China lowers hurdle for overseas money transfers

Shanghai and Beijing among cities looking to reduce government regulations

A man wearing a mask walks past the headquarters of the People's Bank of China, the central bank, in Beijing, China, February 2020.   © Reuters

SHANGHAI -- China has begun simplifying overseas remittance procedures, with at least four cities having reduced the documentation required for sending money abroad for trade in services.

Authorities are trying to show their commitment to deregulation as the economy recovers and capital inflow resumes.

Shanghai decided earlier this year to ease remittance procedures for trade in services and goods. This has simplified money transfers, as pre-authorized companies do not have to submit contracts and other documents for overseas remittances.
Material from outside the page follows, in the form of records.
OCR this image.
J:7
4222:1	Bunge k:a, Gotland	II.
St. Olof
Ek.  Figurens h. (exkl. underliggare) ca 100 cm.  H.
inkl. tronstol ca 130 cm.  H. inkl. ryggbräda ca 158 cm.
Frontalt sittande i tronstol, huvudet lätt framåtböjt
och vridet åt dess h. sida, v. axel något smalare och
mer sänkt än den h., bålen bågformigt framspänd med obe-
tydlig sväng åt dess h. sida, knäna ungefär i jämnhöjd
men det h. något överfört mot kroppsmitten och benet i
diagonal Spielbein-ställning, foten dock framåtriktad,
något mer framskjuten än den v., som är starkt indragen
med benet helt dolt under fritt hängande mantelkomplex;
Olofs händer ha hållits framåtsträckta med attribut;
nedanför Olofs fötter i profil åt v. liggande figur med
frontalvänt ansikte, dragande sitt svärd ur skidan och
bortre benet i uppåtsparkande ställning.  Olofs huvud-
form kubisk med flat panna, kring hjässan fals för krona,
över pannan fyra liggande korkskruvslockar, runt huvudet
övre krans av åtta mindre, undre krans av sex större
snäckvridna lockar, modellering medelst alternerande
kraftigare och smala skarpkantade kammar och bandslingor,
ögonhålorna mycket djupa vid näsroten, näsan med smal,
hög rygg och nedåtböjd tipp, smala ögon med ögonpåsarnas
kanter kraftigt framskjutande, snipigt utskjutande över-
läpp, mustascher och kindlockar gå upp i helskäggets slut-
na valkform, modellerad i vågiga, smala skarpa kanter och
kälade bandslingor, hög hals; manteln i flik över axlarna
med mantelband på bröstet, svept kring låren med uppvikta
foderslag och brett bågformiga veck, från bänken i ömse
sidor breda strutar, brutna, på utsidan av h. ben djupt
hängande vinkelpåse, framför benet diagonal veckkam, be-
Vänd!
Authorities have also increased the number of banks approved to handle money transfers. There are now at least eight in Shanghai. Among Japanese banks, Sumitomo Mitsui Banking received approval in October.

China decided in 2019 to simplify remittance procedures for trade in goods. Shanghai, Beijing, Suzhou and Hangzhou have extended this measure to trade in services.

The easing off red tape is designed to show that China is softening capital controls, which were tightened following the 2015 market dive. The country devalued the yuan in 2015, but a lack of transparency still caused the currency and domestic stocks to plunge.

Beijing succeeded in stemming the outflow of capital but the lack of transparency hurt the reputations of the currency and monetary authorities.

China has since gradually lifted capital controls. This has been accelerating since 2019, possibly because Beijing has become more confident, as capital outflow was limited when the Chinese currency weakened to 7 yuan per dollar in the summer of 2019.

While anxious about the yuan's depreciation and capital outflow, China also sees a stronger yuan as weakening exports. "With the simplification of procedures, China intends to examine how fast the overseas transfers will increase while sending a message that it does not want a further rise in the yuan," a foreign banker told Nikkei.

But China is relaxing controls only on daily transactions while retaining a tight rein on "capital items" such as direct investment. The 14th Five-year Plan, drafted by the Chinese Communist Party in October, called for prudence in promoting the international use of the yuan.

As the current 13th Five-year Plan pointed out the need for a slow but steady increase in the international use of the currency, Guan Tao, an economist at BOC International Securities, said China is "shifting toward a more cautious stance" on the issue.

A lawyer familiar with overseas remittances said $50 million is a threshold for avoiding trouble for capital items.

For now, it is unlikely that China will move forward to fully liberalize foreign currency exchanges, although it emphasizes improvements in the procedures.